だけど、彼女は拓哉の目をまっすぐに見て、
「それでも、です!」
と強く言い切った。
「…………分かったよ」
そこまで強く言われたら、引き下がるしかなかった。
拓哉は振り上げていた刀を下ろす。
「はあ? なに上から目線に言ってるわけ? レイナはお前らみたいな雑魚に――」
拓哉はその場でしゃがみ、レイナの首に手刀を浴びせた。
レイナが気を失う。
「……さて」
拓哉は唯菜の刀を腰に差して、亜耶香を両手で抱え上げる。いわゆるお姫様抱っこだ。
「え、え――!?」
亜耶香は頬を染めて慌てている。
「その足じゃ歩けないだろ」
子ども扱いされて恥ずかしいのだろうが、これ以上無理して歩かせるわけにもいかない。
拓哉は亜耶香を抱えたまま、唯菜の倒れている場所へと歩いて向かった。
「……唯菜」
唯菜の体は横向けに倒れたまま……。呼吸も止まっているようだ。
「如月さん、妹にお別れをさせてくれるか?」
亜耶香は涙を流しながら首肯した。
拓哉は亜耶香の体を下ろし、唯菜の遺体のそばにかがみ込む。
……穏やかな顔を浮かべている。
視界が滲む。
戦いの前、何があっても唯菜だけは守ると誓った。
それなのに、唯菜だけが死んでしまった。
これほど皮肉な結末があるだろうか……。
「――拓哉さんっ!」
亜耶香の声で顔を上げた。彼女は唯菜の遺体に――胸に耳を当てていた。
「心臓まだ動いてます!」
「ほ、ほんとか!?」
拓哉も慌てて唯菜の胸に耳を当てた。
――トクン。
弱々しくはあるが、確かに拍動している。
「だけど、呼吸はもう……」
唯菜の口元で耳を澄ますが、息をする音は聞こえてこない。
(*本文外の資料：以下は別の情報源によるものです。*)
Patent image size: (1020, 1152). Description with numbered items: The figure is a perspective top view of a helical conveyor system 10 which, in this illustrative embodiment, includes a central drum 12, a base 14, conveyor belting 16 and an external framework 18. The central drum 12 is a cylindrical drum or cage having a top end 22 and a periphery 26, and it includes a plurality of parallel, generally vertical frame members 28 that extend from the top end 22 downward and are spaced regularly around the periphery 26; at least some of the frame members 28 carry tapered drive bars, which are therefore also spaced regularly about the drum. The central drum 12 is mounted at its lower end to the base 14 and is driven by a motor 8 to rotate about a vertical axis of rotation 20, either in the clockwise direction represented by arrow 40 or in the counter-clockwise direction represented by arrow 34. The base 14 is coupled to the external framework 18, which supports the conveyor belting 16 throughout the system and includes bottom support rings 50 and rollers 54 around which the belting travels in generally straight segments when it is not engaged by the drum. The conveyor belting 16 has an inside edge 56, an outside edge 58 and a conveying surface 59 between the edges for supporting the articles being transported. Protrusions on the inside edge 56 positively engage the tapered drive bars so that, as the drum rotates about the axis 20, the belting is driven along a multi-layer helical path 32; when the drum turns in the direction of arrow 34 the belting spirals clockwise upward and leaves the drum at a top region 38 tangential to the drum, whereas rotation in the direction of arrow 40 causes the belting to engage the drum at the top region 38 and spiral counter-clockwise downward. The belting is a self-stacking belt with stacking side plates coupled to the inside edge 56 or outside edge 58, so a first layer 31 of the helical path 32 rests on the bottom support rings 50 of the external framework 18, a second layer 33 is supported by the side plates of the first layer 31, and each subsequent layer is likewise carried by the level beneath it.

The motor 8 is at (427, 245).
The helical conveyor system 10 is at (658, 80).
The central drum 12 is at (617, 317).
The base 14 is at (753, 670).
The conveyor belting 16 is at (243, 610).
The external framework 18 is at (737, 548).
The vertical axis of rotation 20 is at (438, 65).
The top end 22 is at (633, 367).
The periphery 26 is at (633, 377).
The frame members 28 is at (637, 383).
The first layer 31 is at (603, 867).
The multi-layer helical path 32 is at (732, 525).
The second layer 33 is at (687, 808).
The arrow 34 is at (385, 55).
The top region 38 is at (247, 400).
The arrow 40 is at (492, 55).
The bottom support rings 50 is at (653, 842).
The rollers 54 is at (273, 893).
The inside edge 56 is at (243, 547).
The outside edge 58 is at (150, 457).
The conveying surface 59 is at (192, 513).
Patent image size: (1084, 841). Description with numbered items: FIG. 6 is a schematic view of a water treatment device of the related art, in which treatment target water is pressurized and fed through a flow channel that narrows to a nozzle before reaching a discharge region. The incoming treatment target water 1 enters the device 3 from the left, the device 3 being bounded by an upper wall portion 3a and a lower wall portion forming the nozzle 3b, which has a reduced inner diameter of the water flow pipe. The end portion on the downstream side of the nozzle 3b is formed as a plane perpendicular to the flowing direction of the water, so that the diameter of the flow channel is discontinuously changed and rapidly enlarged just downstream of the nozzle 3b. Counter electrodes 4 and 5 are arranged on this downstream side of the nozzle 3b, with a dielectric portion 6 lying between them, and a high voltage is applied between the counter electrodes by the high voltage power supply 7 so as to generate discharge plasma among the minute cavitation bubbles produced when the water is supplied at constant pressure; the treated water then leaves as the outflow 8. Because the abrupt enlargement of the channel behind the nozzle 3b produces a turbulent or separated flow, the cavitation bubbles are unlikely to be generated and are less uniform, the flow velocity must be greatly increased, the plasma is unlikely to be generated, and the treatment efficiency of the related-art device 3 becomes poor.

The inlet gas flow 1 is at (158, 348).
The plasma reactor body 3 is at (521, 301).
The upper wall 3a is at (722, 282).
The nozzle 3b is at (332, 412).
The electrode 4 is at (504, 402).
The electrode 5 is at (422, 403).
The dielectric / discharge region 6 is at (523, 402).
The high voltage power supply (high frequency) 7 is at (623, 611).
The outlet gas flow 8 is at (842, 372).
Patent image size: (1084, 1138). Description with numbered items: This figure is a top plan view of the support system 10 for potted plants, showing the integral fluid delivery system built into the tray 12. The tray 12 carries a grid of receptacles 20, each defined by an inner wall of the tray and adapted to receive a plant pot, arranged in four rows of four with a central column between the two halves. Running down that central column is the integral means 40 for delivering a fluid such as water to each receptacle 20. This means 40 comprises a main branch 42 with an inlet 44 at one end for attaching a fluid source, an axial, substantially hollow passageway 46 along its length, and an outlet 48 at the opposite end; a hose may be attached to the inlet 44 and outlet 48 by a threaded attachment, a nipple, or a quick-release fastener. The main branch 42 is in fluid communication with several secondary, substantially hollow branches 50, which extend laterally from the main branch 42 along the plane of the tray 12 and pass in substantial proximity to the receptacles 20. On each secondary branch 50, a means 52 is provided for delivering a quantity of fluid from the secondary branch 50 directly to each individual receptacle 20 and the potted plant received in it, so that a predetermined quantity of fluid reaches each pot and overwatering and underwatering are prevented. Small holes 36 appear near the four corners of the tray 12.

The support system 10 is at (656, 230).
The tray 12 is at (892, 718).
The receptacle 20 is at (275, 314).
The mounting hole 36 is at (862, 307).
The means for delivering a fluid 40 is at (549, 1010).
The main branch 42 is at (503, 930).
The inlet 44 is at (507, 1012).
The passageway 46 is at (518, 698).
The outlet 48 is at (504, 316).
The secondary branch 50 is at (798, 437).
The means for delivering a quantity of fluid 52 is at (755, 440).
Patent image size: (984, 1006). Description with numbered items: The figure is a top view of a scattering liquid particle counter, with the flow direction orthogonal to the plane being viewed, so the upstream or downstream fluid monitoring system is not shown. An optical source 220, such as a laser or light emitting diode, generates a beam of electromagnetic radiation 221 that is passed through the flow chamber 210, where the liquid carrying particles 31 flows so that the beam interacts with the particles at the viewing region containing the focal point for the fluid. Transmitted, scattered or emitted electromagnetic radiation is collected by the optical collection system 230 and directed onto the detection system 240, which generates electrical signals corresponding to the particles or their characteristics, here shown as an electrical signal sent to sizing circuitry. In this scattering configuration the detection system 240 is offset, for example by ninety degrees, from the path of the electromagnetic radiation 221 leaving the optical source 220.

胸も上下していない。
呼吸が止まって死んだ後も、しばらく心臓は動き続けるという話を聞いたことがある。
すでに唯菜が死んでいることに変わりはないのだ……。
「いえ! まだ間に合うかもしれません! その刀を貸してもらえますか?」
拓哉が腰に差していた刀を見て、亜耶香が言う。
訳が分からなかったが、亜耶香が何か大切なことをしようとしているのは分かった。
拓哉は亜耶香に刀を渡す。
亜耶香はその刀を握ると、切っ先で自分の腕を浅く斬った。
亜耶香の腕から、血の雫がぽたん、ぽたんと垂れる。
血の雫が、唯菜の背中に落ち、傷口にしみ込んでいった。
すると、信じられないことが起こった。
「……ん……んんっ」
唯菜が息を吹き返したのだ。
唯菜の額には、今の拓哉と同じように鬼の角が生えていた。
「…………お兄ちゃん……?」
唯菜の目がゆっくりと開く。
「唯菜!」
拓哉は唯菜に抱きついた。
「お、お兄ちゃん!? ちょ、ちょっとどうしたの――」
唯菜が腕の中で身をよじる。
放したら、今度こそ唯菜がどこかへ行ってしまう気がした。
どれだけ唯菜に嫌がられようとも、今この時だけは、わがままな兄でいようと思った。